A cet endroit de la rue, au-dessus de la boutique d'un marchand de simples et herbes desséchées dont l'enseigne était vouée—au grand Hippocrate, ledit marchand avait depuis longtemps fait creuser une niche. Dans cette niche, il avait placé une statuette en bois peint figurant un vénérable vieillard habillé à la grecque, possesseur d'une belle barbe, et qui n'était autre que le grand Hippocrate en personne. Or, peu à peu, ce personnage avait changé d'identité. Le grand Hippocrate était devenu peu à peu et tout doucement le grand saint Antoine.

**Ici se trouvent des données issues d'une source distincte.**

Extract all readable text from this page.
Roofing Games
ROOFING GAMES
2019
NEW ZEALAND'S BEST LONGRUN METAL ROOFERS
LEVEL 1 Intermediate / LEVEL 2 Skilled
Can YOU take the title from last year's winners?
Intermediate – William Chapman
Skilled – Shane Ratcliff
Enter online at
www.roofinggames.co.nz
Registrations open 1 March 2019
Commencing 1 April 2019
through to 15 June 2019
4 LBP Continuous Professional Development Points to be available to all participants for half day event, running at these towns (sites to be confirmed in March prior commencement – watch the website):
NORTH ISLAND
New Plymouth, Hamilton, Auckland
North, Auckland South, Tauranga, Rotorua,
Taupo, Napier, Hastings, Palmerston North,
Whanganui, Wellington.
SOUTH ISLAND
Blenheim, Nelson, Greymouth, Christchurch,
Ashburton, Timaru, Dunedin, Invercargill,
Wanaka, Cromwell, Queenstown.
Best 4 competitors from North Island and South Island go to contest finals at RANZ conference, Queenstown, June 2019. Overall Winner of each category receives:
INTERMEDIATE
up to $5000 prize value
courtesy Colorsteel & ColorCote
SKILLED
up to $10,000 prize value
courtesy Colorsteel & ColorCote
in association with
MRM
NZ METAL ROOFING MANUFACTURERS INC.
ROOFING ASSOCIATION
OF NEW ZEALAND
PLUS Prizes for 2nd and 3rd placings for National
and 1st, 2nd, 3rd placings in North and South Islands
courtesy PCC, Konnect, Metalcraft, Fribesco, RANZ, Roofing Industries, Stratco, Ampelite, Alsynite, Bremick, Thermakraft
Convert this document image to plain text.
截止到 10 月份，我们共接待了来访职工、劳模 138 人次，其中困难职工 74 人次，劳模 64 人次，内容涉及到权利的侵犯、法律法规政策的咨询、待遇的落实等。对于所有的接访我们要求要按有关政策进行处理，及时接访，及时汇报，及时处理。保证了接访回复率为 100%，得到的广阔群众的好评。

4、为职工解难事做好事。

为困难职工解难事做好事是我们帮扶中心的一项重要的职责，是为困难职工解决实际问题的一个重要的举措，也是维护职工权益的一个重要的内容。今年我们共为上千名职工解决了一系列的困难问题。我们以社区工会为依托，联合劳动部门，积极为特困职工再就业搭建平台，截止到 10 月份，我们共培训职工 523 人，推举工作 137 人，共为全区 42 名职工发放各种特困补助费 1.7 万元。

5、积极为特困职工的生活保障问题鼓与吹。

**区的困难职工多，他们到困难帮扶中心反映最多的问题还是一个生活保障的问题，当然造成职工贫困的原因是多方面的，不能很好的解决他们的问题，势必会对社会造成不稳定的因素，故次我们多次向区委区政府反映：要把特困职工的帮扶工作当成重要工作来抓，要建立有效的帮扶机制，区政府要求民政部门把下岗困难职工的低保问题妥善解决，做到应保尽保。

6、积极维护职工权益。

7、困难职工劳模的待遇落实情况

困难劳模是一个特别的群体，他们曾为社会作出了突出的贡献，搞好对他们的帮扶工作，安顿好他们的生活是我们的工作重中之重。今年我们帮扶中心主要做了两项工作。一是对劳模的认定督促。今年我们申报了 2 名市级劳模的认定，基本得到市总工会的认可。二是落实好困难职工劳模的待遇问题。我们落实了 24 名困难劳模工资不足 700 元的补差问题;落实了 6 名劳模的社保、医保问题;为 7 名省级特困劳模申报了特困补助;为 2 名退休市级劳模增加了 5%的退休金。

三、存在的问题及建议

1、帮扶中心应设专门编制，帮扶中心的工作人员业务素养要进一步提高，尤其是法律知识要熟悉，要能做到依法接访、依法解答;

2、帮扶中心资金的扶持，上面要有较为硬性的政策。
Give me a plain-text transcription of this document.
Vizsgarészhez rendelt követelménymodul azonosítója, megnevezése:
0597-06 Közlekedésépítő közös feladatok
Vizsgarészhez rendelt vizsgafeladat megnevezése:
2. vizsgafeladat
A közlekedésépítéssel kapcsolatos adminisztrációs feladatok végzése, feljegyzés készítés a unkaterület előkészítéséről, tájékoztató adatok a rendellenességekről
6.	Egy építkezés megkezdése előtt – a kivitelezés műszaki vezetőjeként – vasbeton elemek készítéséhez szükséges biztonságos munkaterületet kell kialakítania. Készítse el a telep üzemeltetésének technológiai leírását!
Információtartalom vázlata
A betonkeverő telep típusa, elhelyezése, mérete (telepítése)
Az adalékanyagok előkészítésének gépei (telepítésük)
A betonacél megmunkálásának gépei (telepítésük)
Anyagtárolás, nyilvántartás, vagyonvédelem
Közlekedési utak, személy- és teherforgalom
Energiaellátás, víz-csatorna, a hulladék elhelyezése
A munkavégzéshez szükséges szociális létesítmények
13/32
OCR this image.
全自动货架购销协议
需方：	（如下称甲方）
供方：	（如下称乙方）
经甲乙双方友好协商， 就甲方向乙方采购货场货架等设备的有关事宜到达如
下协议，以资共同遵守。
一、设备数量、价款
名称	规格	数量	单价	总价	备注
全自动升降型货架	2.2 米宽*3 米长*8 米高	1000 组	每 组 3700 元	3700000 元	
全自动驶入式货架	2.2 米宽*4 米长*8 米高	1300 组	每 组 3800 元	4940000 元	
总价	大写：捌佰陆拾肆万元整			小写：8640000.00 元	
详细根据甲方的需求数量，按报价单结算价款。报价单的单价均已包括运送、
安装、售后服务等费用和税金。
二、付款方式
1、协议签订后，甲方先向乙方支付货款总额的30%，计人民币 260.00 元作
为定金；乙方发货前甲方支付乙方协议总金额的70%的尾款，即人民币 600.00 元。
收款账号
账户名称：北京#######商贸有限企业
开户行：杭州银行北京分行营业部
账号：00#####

Or, de même que sur une foule de points dans Paris, de zélés serviteurs de l'Eglise avaient installé au-dessous de la niche, devant la porte de la boutique, une table sur laquelle ils avaient placé une corbeille destinée à recevoir les dons des fidèles à saint Antoine. Ceux qui étaient riches mettaient un denier ou un sou; ceux qui étaient pauvres jetaient un liard; enfin, les moins fortunés mettaient dans la corbeille du pain, des légumes pour la soupe de saint Antoine, et ceux qui n'avaient rien du tout faisaient une croix et une prière.
Il va sans dire que, tous les soirs, les quêteurs des couvents venaient recueillir le contenu de la corbeille.
Cela dit, on comprendra l'indignation publique lorsqu'un bourgeois étant venu à passer refusa formellement de déposer aucune aumône.
—Saluez au moins le grand saint Antoine, lui cria-t-on.
—Mais, objecta le bourgeois, c'est Hippocrate!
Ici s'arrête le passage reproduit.